Upon hearing her stories and having spent time with Angela, I found that beneath the oversized hoody and ink-stained knuckles, she is the most genuine, heroic, altruistic, talented, humorous, but broken individual that I have ever met. Regardless of the way I view her, Angela possesses the self-perception of worthlessness. When she walks through town, she faces an unfair sentence from those community members who can’t see beyond the color of their skin and her trauma-filled past. Their crime is that they feed the negative emotions Angela already has about herself, and deny themselves from seeing the beauty and vulnerability that lies beneath.  

Across our nation there are people just like Angela who suffer from unjust condemnation.
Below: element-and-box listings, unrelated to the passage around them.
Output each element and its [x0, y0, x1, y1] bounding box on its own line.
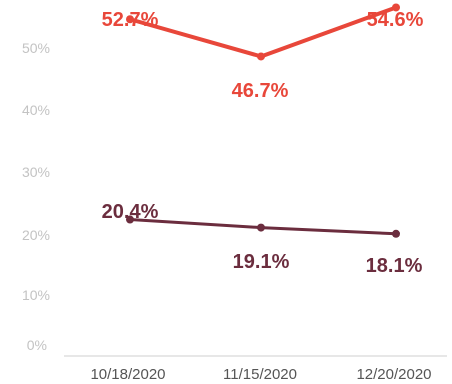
data-label-series2-point1: 20.4% — [102, 201, 159, 223]
x-tick-label-12-20-2020: 12/20/2020 — [356, 366, 431, 383]
y-tick-label-0: 0% — [27, 337, 47, 353]
series-2-point-2 — [257, 223, 265, 232]
y-tick-label-30: 30% — [22, 164, 50, 180]
y-tick-label-40: 40% — [22, 102, 50, 118]
y-tick-label-10: 10% — [22, 287, 50, 303]
series-2-point-1 — [126, 215, 134, 224]
data-label-series2-point2: 19.1% — [233, 251, 290, 273]
series-1-point-3 — [392, 3, 400, 12]
x-tick-label-11-15-2020: 11/15/2020 — [223, 366, 297, 383]
data-label-series1-point2: 46.7% — [232, 80, 289, 102]
x-axis: 10/18/2020 11/15/2020 12/20/2020 — [90, 366, 431, 383]
series-1-line — [128, 5, 398, 59]
data-label-series2-point3: 18.1% — [366, 255, 423, 277]
series-1-point-1 — [126, 15, 134, 24]
y-tick-label-20: 20% — [22, 227, 50, 243]
x-tick-label-10-18-2020: 10/18/2020 — [90, 366, 165, 383]
series-1-point-2 — [257, 52, 265, 61]
y-tick-label-50: 50% — [22, 40, 50, 56]
y-axis: 0% 10% 20% 30% 40% 50% — [22, 40, 50, 353]
data-label-series1-point3: 54.6% — [367, 9, 424, 31]
series-layer — [126, 3, 400, 238]
data-labels: 52.7% 46.7% 54.6% 20.4% 19.1% 18.1% — [102, 9, 424, 277]
data-label-series1-point1: 52.7% — [102, 9, 159, 31]
series-2-point-3 — [392, 229, 400, 238]
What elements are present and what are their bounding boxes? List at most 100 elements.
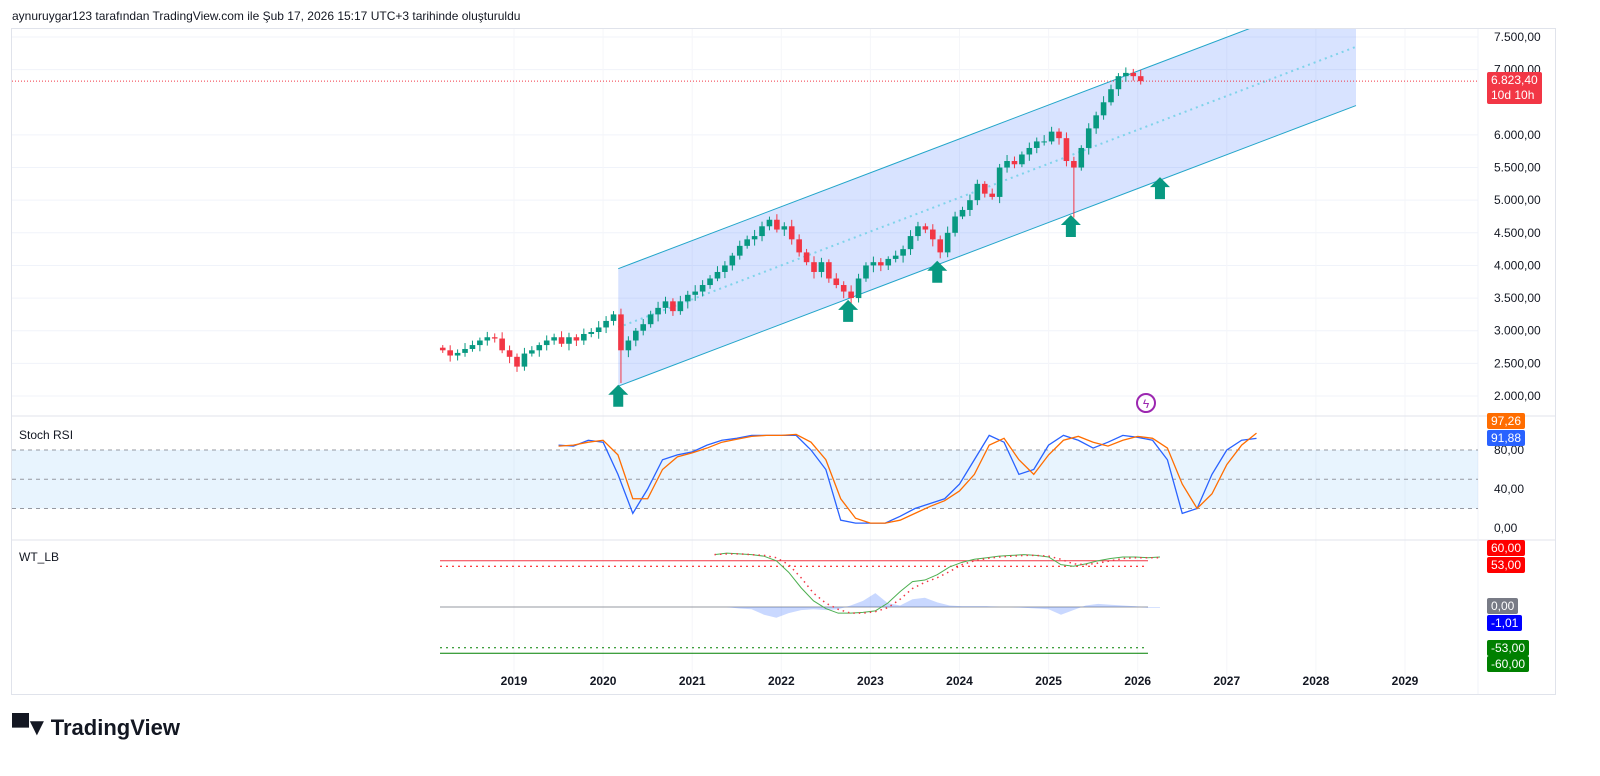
candle-body — [788, 226, 795, 240]
stoch-tick-label: 0,00 — [1494, 521, 1518, 535]
candle-body — [677, 301, 684, 312]
candle-body — [811, 262, 817, 272]
candle-body — [439, 347, 446, 351]
candle-body — [959, 209, 966, 217]
candle-body — [885, 258, 892, 266]
candle-body — [477, 340, 483, 346]
candle-body — [618, 314, 624, 351]
price-tick-label: 5.500,00 — [1494, 161, 1541, 175]
candle-body — [506, 350, 513, 357]
wt-lb-title[interactable]: WT_LB — [19, 550, 60, 564]
lightning-glyph: ϟ — [1143, 397, 1150, 411]
candle-body — [462, 348, 468, 353]
candle-body — [529, 350, 535, 354]
candle-body — [1137, 76, 1144, 82]
candle-body — [878, 262, 884, 266]
candle-body — [930, 229, 936, 240]
candle-body — [1041, 141, 1047, 143]
wt1-line — [714, 552, 1161, 614]
up-arrow-icon — [1060, 215, 1081, 238]
chart-frame — [11, 28, 1556, 695]
candle-body — [826, 262, 832, 279]
candle-body — [662, 301, 669, 308]
price-tick-label: 3.500,00 — [1494, 291, 1541, 305]
time-tick-label: 2021 — [679, 674, 706, 688]
candle-body — [855, 278, 862, 299]
candle-body — [1085, 128, 1092, 148]
candle-body — [603, 320, 609, 328]
up-arrow-icon — [838, 299, 859, 322]
candle-body — [981, 183, 988, 194]
bar-countdown: 10d 10h — [1491, 88, 1535, 102]
stoch-tick-label: 80,00 — [1494, 443, 1524, 457]
candle-body — [499, 338, 505, 351]
candle-body — [722, 265, 728, 272]
candle-body — [736, 245, 743, 256]
candle-body — [514, 356, 520, 367]
wt-value-tag: -1,01 — [1487, 615, 1523, 631]
time-tick-label: 2025 — [1035, 674, 1062, 688]
time-tick-label: 2022 — [768, 674, 795, 688]
candle-body — [759, 226, 765, 237]
time-tick-label: 2020 — [590, 674, 617, 688]
price-tick-label: 4.000,00 — [1494, 258, 1541, 272]
last-price: 6.823,40 — [1491, 73, 1538, 87]
wt-value-tag: -60,00 — [1487, 656, 1530, 672]
channel-lower-line — [618, 105, 1357, 387]
candle-body — [922, 226, 929, 230]
stoch-k-value: 91,88 — [1487, 430, 1526, 446]
candle-body — [1048, 131, 1055, 142]
candle-body — [640, 324, 647, 331]
candle-body — [647, 314, 654, 325]
candle-body — [751, 236, 758, 240]
candle-body — [870, 262, 877, 266]
candle-body — [655, 307, 661, 315]
stoch-rsi-title[interactable]: Stoch RSI — [19, 428, 74, 442]
candle-body — [996, 167, 1003, 197]
wt-value-tag: 60,00 — [1487, 540, 1526, 556]
candle-body — [781, 226, 788, 230]
candle-body — [707, 278, 713, 286]
stoch-k-line — [558, 434, 1257, 524]
candle-body — [1093, 115, 1099, 129]
wt-histogram-area — [714, 593, 1160, 618]
candle-body — [744, 239, 750, 246]
up-arrow-icon — [608, 384, 629, 407]
candle-body — [907, 236, 914, 250]
time-tick-label: 2029 — [1392, 674, 1419, 688]
up-arrow-icon — [927, 260, 948, 283]
lightning-icon — [1136, 393, 1156, 413]
candle-body — [1063, 138, 1070, 162]
candle-body — [1056, 131, 1062, 139]
tradingview-logo-icon: ▀▼ — [12, 714, 49, 741]
time-tick-label: 2024 — [946, 674, 973, 688]
candle-body — [863, 265, 869, 279]
wt2-dotted-line — [714, 553, 1160, 614]
candle-body — [892, 255, 899, 259]
candle-body — [766, 219, 773, 227]
candle-body — [952, 216, 958, 233]
candle-body — [840, 285, 847, 292]
candle-body — [1071, 161, 1077, 168]
candle-body — [937, 239, 944, 253]
time-tick-label: 2026 — [1124, 674, 1151, 688]
candle-body — [989, 193, 995, 197]
candle-body — [595, 327, 602, 333]
price-tick-label: 7.500,00 — [1494, 30, 1541, 44]
chart-credit: aynuruygar123 tarafından TradingView.com… — [12, 9, 521, 23]
candle-body — [581, 333, 587, 341]
logo-text: TradingView — [50, 715, 180, 740]
price-tick-label: 2.000,00 — [1494, 389, 1541, 403]
stoch-tick-label: 40,00 — [1494, 482, 1524, 496]
price-tick-label: 2.500,00 — [1494, 356, 1541, 370]
price-tick-label: 4.500,00 — [1494, 226, 1541, 240]
last-price-tag: 6.823,40 10d 10h — [1487, 72, 1542, 104]
candle-body — [1130, 72, 1137, 77]
price-tick-label: 5.000,00 — [1494, 193, 1541, 207]
stoch-d-value: 97,26 — [1487, 413, 1526, 429]
candle-body — [1033, 141, 1040, 148]
candle-body — [484, 337, 491, 341]
tradingview-logo[interactable]: ▀▼ TradingView — [12, 714, 180, 742]
candle-body — [915, 226, 921, 237]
This knowledge buries itself deep within the marrow of my bones and encourages me to put aside my trivial frustrations and place Angela atop my priority list. In my own simplistic way, I reiterate my personal motto and call for action as suggested in Loeffelholz’s article. I encourage every patron who walks through the threshold of my library not to judge others based on the clothes on their back, and to take into consideration a person’s experiences before formulating a concrete opinion. My meager attempts to help this young lady reaches far beyond her benefit. Without Angela, I would continue to judge people before ever having known them.

On the surface, Angela seems like the same shattered girl who once lived on the streets of a concrete city. Yet her aspiration for life has blossomed and exposes itself in her words. Instead of creating raps that spew the voice of hurt and hatred, Angela now sings the song of hope and gratitude. I can only imagine how many lives would be saved if others were to open their arms to the brokenhearted. Small acts of kindness like a “Hi, how are you?” check-in, or offering a ride to school. Had the roles been reversed, they, too, no doubt would crumble beneath the pressure of judgement.